I to by było na tyle plusów które jednak znacznie przysłonią minusy.
Minusy
-Wątpię że obniżyłaby się przestępczość. Chyba tylko w statystykach bo przestępstwa z okresu oczyszczenia by się nie liczyły a mogę się założyć że w te 12h byłoby więcej przestępstw niż w przez rok w którym nie było oczyszczenia. Tak samo przestępstwa to nie tylko przestępstwa jednorazowe czyli jakiś napad, gwałt czy zabójstwo ale są ludzie popełniający przestępstwa długofalowe czyli żyją z handlu narkotykami, sutenerstwa itd. i wprowadzenie oczyszczenia raczej by ich nie skłoniło do porzucenia swojego brudnego interesu który musi się kręcić cały czas aby mieli pieniądze
-W filmie mówiono że niby pozytywnie wpłynęłoby to na gospodarkę. Pewnie że producenci broni, systemów antywłamaniowych itd. by się obłowili ale zniszczenia wszelakich sklepów, fabryk czy infrastruktury mogłyby jednak przewyższyć te zyski i wygenerowałoby to tylko niepotrzebne koszta a już nie ma co mówić o ewentualnym niszczeniu zabytków.
-Co z ludźmi przebywającymi w tym czasie w szpitalu?

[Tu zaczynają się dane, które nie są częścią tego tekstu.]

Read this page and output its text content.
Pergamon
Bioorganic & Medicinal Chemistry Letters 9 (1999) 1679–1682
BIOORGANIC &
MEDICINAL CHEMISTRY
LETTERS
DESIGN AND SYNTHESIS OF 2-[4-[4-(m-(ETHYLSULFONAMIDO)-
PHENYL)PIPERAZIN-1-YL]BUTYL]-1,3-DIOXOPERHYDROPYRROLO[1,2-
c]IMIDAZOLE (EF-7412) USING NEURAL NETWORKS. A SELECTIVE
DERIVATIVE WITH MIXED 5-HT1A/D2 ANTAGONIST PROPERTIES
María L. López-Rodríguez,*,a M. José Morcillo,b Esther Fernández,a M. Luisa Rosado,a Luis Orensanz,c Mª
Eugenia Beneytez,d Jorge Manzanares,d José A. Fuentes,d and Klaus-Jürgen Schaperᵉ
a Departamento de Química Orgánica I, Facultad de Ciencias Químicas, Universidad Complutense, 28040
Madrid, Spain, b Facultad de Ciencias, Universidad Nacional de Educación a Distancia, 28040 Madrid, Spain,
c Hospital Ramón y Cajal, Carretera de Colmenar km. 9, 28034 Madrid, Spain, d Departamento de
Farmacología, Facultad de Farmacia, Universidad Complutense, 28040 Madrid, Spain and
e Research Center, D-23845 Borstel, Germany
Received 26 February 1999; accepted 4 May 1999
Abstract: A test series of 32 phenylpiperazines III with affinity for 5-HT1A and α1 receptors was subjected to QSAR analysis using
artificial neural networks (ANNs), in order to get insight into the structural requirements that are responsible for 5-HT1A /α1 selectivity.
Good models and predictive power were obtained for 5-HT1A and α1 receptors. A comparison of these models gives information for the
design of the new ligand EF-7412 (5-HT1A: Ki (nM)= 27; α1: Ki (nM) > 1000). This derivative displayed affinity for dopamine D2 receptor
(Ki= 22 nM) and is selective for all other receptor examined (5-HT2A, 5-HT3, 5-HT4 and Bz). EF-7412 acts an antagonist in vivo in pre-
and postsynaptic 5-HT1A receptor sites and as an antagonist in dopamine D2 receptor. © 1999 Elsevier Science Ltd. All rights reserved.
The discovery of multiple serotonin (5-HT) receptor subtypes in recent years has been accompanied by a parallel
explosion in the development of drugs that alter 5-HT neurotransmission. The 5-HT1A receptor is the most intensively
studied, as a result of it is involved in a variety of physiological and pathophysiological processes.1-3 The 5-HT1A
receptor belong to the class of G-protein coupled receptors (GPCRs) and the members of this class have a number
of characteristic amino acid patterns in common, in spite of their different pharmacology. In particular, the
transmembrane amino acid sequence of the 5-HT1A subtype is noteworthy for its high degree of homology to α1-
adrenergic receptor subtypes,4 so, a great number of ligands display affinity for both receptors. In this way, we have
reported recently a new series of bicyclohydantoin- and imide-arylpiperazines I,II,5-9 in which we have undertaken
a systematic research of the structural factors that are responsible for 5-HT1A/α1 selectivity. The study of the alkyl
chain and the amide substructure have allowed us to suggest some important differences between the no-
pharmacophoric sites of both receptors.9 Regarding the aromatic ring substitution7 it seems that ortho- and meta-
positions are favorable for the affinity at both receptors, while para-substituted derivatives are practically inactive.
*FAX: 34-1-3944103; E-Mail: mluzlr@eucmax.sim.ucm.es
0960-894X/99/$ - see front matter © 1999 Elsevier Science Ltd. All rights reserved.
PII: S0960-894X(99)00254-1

-Oczyszczenie nie miałoby sensu jeżeli wielu ludzi po prostu czmychnęłoby zagranice aby tam przeczekać ten czas. Musiałby być zakaz wyjazdu z kraju tak na tydzień lub miesiąc przed oczyszczeniem ale zakazywanie wyjazdu zakrawałoby już o totalitaryzm
-Ludzie żyliby w zdecydowanie większym strachu niż teraz bo ile osób teraz myśli o tym że ich zabiją itd. a tak non stop człowiek miałby taką świadomość że mogą go wyeliminować w trakcie oczyszczenia.
Ogólnie pomimo jakiegoś tam plusa jaki napisałem to wątpię aby z tego byłoby coś więcej niż tylko gwiazdka dla różnej maści psychopatów i bandytów. Chociaż nie do końca zgadzam się z założeniem jakie było w filmie że nagle masy ludzi tak po prostu wyszłyby sobie zabijać dla zabawy. Taką mamy naturę ale pewnie głównie byłyby szturmy na hipermarkety aby kraść, frustraci demolowaliby ludziom samochody itd. ale poza jakimiś grupami które atakowałyby na tle politycznym czy kibicowskim i paroma świrami raczej połowa społeczeństwa nie wyszłaby sobie tak po prostu zabijać dla zabawy, pewnie większość ludzi skupiłoby się na zabarykadowaniu się i przetrwaniu tych 12 godzin.